The future of Florida's state retirement system is in limbo as Republicans in Tallahassee line up behind two different reform plans.
While Republicans debate over how to reform the system, Democrats say leave it alone.
Guaranteed money for retirement is a thing of the past for most workers, but not state employees. They still get a pension backed by the state, but that promise is in jeopardy.
"We are spending, as the speaker has said, $50 million a year on catching up the retirement system," Sen. John Thrasher said.
Republicans in the Florida Legislature are worried the state won't be able to keep its promise. Both chambers have reform bills. The House plan would close the pension to new employees beginning in 2014.
"If we go with this plan, the savings are going to be in the tens of billions of dollars over the course of 30 years," Rep. Jason Brodeur said. "Now that's depending on a lot of assumptions, but it's a huge magnitude in the correct direction."
The Senate version only closes the plan to the highest paid state workers, and some see it as a fair compromise.
If you are comparing the two proposals, then yes the Senate has a much more moderate position," Sen. Oscar Braynon said.

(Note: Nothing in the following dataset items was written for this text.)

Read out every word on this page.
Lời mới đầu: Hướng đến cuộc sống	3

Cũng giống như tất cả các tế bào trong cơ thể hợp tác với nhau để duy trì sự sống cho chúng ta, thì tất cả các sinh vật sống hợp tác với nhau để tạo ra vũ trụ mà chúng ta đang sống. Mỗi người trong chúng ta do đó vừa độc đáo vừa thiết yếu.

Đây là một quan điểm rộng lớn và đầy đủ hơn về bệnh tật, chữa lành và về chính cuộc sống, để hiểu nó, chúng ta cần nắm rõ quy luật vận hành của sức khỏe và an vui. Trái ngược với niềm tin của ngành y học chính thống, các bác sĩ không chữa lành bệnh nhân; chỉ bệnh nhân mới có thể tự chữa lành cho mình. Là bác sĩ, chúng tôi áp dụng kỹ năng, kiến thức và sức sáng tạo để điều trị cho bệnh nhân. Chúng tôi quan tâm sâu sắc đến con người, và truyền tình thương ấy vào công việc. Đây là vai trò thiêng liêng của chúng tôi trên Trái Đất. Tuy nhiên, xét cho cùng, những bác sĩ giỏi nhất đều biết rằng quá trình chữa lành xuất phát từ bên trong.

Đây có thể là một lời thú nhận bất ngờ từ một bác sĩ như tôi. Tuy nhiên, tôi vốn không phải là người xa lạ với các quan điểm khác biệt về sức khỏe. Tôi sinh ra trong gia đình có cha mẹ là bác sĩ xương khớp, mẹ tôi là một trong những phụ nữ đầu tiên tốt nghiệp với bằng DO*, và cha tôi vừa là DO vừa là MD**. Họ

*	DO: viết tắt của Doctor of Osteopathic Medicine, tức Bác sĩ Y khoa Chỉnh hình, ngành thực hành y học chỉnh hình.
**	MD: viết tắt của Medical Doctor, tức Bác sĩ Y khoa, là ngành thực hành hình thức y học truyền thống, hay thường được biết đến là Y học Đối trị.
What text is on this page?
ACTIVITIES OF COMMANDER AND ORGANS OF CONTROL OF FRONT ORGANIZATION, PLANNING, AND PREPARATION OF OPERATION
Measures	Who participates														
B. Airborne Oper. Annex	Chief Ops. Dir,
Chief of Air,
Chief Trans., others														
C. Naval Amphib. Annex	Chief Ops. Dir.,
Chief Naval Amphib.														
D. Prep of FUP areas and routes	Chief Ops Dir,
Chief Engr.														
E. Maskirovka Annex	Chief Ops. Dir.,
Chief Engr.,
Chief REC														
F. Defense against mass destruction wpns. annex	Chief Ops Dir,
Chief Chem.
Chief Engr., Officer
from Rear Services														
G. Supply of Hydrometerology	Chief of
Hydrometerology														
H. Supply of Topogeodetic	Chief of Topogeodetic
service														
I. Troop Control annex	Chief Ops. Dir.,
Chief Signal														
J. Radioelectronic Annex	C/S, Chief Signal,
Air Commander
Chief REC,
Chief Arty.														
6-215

Braynon said if the legislature has to choose, then his chamber has the better version. But Democrats from both chambers would rather see the session end with no reform.
"Why do we need to be messing with it at all?" Sen. Jeff Clemons said. "It's one of the healthiest plans in the entire country, and the truth of the matter is it's working just fine."
"I feel like this is a solution looking for a problem," Braynon added. "We have a healthy FRS system."
The House already passed its bill. Now time is running out for the Senate to act.
The reform comes on the heels of legislation forcing state workers to contribute 3 percent of their salaries to the pension plan. The Senate bill would reduce the contribution rate to 2 percent.